Here’s where things get really interesting. Wainwright (2009) shows that there is a sharp bound on the number of observations, N^\star = N^\star(Q,K), that you need to observe in order for \ell_1-type estimators like Lasso to succeed when attribute exposure is drawn iid Gaussian:

(8)   \begin{align*} N^\star(Q,K) &= \mathcal{O}\left[K \cdot \log(Q - K)\right] \end{align*}

with Q \to \infty, K \to \infty, and \sfrac{K}{Q} \to \kappa for some \kappa > 0. When traders observe N < N^\star(Q,K) observations picking out which attributes have realized a shock is an NP-hard problem; whereas, when they observe N \geq N^\star(Q,K) there exist efficient convex optimization algorithms that solve this problem. This result says how the N^\star = 3 location recovery bound from the motivating example generalizes to arbitrary numbers of attributes, Q, and shocks, K.

4. Just Identified

I conclude this post by discussing the non-sparse case. i.e., \boldsymbol \beta usually isn’t sparse in econometric textbooks á la Hayashi, Wooldridge, or Angrist and Pischke. When every one of the Q attributes matters, it’s easy to decide which attributes to pay attention to—i.e., all of them. In this situation the mean squared error for an oracle is the same as the mean squared error for mere mortals:

(9)   \begin{align*} \mathrm{MSE}^{\text{Oracle}} & = \frac{1}{Q} \cdot \Vert \mathbf{f} - \hat{\mathbf{f}}^{\text{Oracle}} \Vert_{\ell_2}^2 + \sigma^2 = \frac{1}{Q} \cdot \Vert \mathbf{f} - \hat{\mathbf{f}}^{\text{Mortal}} \Vert_{\ell_2}^2 + \sigma^2 = \mathrm{MSE}^{\text{Mortal}} \end{align*}

Does the location recovery bound disappears in this setting?

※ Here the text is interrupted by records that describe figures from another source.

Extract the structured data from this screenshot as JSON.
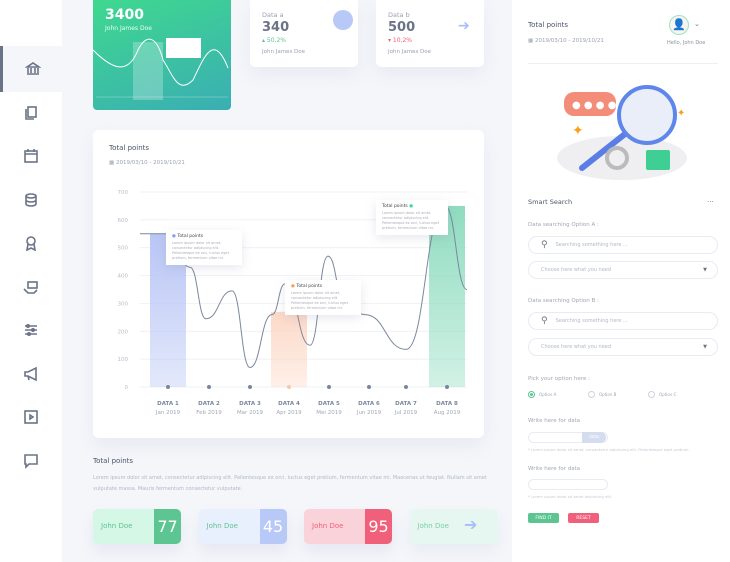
{
  "sidebar": {
    "items": [
      {
        "icon": "bank-icon",
        "active": true
      },
      {
        "icon": "documents-icon"
      },
      {
        "icon": "calendar-icon"
      },
      {
        "icon": "coins-icon"
      },
      {
        "icon": "award-icon"
      },
      {
        "icon": "money-hand-icon"
      },
      {
        "icon": "sliders-icon"
      },
      {
        "icon": "megaphone-icon"
      },
      {
        "icon": "film-icon"
      },
      {
        "icon": "chat-icon"
      }
    ]
  },
  "hero": {
    "value": "3400",
    "name": "John James Doe"
  },
  "stats": [
    {
      "label": "Data a",
      "value": "340",
      "change": "50,2%",
      "trend": "up",
      "name": "John James Doe",
      "color": "#5dc592"
    },
    {
      "label": "Data b",
      "value": "500",
      "change": "10,2%",
      "trend": "down",
      "name": "John James Doe",
      "color": "#f0607a"
    }
  ],
  "chart": {
    "title": "Total points",
    "date_range": "2019/03/10 - 2019/10/21",
    "tooltip_title": "Total points",
    "tooltip_text": "Lorem ipsum dolor sit amet, consectetur adipiscing elit. Pellentesque ex orci, luctus eget pretium, fermentum vitae mi."
  },
  "chart_data": {
    "type": "bar",
    "ylim": [
      0,
      700
    ],
    "yticks": [
      0,
      100,
      200,
      300,
      400,
      500,
      600,
      700
    ],
    "grid": true,
    "categories": [
      "DATA 1",
      "DATA 2",
      "DATA 3",
      "DATA 4",
      "DATA 5",
      "DATA 6",
      "DATA 7",
      "DATA 8"
    ],
    "sublabels": [
      "Jan 2019",
      "Feb 2019",
      "Mar 2019",
      "Apr 2019",
      "Mei 2019",
      "Jun 2019",
      "Jul 2019",
      "Aug 2019"
    ],
    "bars": [
      550,
      null,
      null,
      270,
      null,
      null,
      null,
      650
    ],
    "bar_colors": [
      "#b9c6f5",
      null,
      null,
      "#fcd9c8",
      null,
      null,
      null,
      "#8fdcc0"
    ],
    "line": [
      550,
      245,
      70,
      270,
      470,
      260,
      135,
      650
    ]
  },
  "summary": {
    "title": "Total points",
    "text": "Lorem ipsum dolor sit amet, consectetur adipiscing elit. Pellentesque ex orci, luctus eget pretium, fermentum vitae mi. Maecenas ut feugiat. Nullam sit amet vulputate massa. Mauris fermentum consectetur vulputate.",
    "cards": [
      {
        "name": "John Doe",
        "value": "77",
        "bg": "#d4f7e6",
        "accent": "#5dc592"
      },
      {
        "name": "John Doe",
        "value": "45",
        "bg": "#e8effd",
        "accent": "#b9c9f7"
      },
      {
        "name": "John Doe",
        "value": "95",
        "bg": "#f9d3d9",
        "accent": "#f0607a"
      },
      {
        "name": "John Doe",
        "value": "",
        "bg": "#e2f8ee",
        "accent": ""
      }
    ]
  },
  "right": {
    "title": "Total points",
    "date_range": "2019/03/10 - 2019/10/21",
    "greeting": "Hello, John Doe",
    "smart_search": "Smart Search",
    "more": "...",
    "optA": "Data searching Option A :",
    "optB": "Data searching Option B :",
    "search_placeholder": "Searching something here ...",
    "select_placeholder": "Choose here what you need",
    "pick": "Pick your option here :",
    "radios": [
      "Option A",
      "Option B",
      "Option C"
    ],
    "radio_selected": 0,
    "write1": "Write here for data",
    "data_btn": "data",
    "hint1": "* Lorem ipsum dolor sit amet, consectetur adipiscing elit. Pellentesque eget pretium.",
    "write2": "Write here for data",
    "hint2": "* Lorem ipsum dolor sit amet adipiscing elit.",
    "find": "FIND IT",
    "reset": "RESET"
  }
}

No. This is not the case. Indeed, the attribute selection bound corresponds to the usual N \geq Q requirement for identification. To see why, let’s return to the motivating example in Section 2, and consider the case where any of the 7 attributes could have realized a shock. This leaves us with 128 different shock combinations:

(10)   \begin{align*} 128 &= {7 \choose 0} + {7 \choose 1} + {7 \choose 2} + {7 \choose 3} + {7 \choose 4} + {7 \choose 5} + {7 \choose 6} + {7 \choose 7} \\ &= 1 + 7 + 21 + 35 + 35 + 21 + 7 + 1 \\ &= 2^7 \end{align*}

so that N^\star = 7 gives just enough differences to identify which combination of shocks was realized. More generally, we have that for any number of attributes, Q:

(11)   \begin{align*} 2^Q &= \sum_{k=0}^Q {Q \choose k} \end{align*}

This gives an interesting information theoretic interpretation to the meaning of “just identified” that has nothing to do with linear algebra or the invertibility of a matrix.